HB291 would repeal statutory limits on optional property tax exemptions so municipalities can decide local exemptions. The Alaska Municipal League supported local control but urged safeguards (grandfathering, fiscal-impact measures, voter fatigue protections and uniform definitions).

Rep. Julie Colombe introduced HB291 on Feb. 24, a bill she described as intended to restore local control by repealing numerous statutes that prescribe which optional property tax exemptions municipalities may adopt.

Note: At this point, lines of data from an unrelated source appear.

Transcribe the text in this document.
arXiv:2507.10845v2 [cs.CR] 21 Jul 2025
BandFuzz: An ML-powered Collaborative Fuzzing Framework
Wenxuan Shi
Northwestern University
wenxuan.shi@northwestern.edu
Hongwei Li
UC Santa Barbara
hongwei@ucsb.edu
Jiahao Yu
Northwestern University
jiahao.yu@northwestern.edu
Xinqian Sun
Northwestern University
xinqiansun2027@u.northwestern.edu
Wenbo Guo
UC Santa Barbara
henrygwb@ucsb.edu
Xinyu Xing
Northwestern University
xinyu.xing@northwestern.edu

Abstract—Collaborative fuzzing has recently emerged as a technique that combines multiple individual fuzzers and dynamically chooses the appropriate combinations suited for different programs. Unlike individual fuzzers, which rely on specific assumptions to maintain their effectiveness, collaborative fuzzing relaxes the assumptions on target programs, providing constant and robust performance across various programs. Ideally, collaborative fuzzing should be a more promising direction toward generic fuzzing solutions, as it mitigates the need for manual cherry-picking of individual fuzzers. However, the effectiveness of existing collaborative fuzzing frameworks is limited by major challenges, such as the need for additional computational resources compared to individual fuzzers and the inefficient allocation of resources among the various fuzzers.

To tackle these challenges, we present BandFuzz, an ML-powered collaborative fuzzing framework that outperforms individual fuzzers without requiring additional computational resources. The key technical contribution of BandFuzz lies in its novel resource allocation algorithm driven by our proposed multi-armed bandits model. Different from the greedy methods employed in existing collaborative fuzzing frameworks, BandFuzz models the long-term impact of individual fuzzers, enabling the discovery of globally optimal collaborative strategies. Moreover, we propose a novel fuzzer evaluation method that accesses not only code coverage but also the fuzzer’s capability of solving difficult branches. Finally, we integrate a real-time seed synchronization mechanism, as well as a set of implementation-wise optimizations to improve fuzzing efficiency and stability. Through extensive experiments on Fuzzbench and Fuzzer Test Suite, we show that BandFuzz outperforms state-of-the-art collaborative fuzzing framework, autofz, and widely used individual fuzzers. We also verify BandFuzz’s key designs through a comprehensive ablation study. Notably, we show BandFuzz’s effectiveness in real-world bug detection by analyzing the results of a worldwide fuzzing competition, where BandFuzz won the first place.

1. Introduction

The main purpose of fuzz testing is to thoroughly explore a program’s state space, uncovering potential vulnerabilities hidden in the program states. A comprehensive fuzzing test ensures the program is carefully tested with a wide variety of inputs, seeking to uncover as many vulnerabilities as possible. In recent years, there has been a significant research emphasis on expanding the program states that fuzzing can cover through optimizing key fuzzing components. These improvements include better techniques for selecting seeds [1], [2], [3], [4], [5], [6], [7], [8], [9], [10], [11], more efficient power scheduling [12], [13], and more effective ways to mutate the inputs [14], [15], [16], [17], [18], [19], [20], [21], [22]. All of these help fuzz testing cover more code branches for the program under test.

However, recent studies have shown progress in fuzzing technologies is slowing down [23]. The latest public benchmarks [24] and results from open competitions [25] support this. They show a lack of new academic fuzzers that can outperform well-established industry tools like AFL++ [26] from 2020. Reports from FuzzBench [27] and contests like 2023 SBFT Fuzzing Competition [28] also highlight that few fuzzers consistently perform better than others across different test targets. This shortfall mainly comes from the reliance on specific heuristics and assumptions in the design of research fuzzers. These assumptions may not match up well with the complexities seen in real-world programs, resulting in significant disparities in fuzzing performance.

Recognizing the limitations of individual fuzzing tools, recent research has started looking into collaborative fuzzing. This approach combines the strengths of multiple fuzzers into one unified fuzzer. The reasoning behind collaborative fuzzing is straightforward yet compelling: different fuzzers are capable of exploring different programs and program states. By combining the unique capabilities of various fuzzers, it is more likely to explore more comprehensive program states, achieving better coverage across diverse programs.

"HB291 is about local control," Colombe told the committee, saying the bill would remove the process that currently requires municipalities to obtain state permission through separate legislation to adopt certain optional exemptions. She said the bill does not touch constitutional or mandatory exemptions and that municipalities would still have to adopt any new exemptions in local ordinance.

Nils Andreassen, executive director of the Alaska Municipal League (AML), praised the intent to empower local decision-making but cautioned the committee to consider implementation details. He urged the committee to think about voter fatigue tied to the bill's $75,000 voter-approval trigger, to consider alternatives such as a percentage-of-value or revenue-impact trigger, and to prepare local fiscal-impact tools (exempted assessed value, projected revenue loss, mill-rate impact). "Thinking through how you want to approach those exemptions, and avoid voter fatigue, is probably something you want to think about," Andreassen said.

Andreassen also recommended clarity on grandfathering or phase-out options for existing exemptions, guidance to avoid tax shocks for fixed-income households, uniform definitions to ensure a level playing field across jurisdictions, and possible caps on aggregate exemption impacts.

Committee members asked whether nonprofit exemptions would be affected. Andreassen said nonprofit exemptions are constitutional and mandatory and, as such, fall outside HB291's scope. He also said the bill would help municipalities design economic-opportunity exemptions locally if they chose to do so.

Rep. Colombe and committee leadership said HB291 will require additional work and invited further testimony from mayors and local officials; they did not advance the bill during the Feb. 24 hearing.

Next steps: the committee plans extended review and invited testimony on local fiscal impacts and ballot/administrative design before deciding whether to move the bill forward.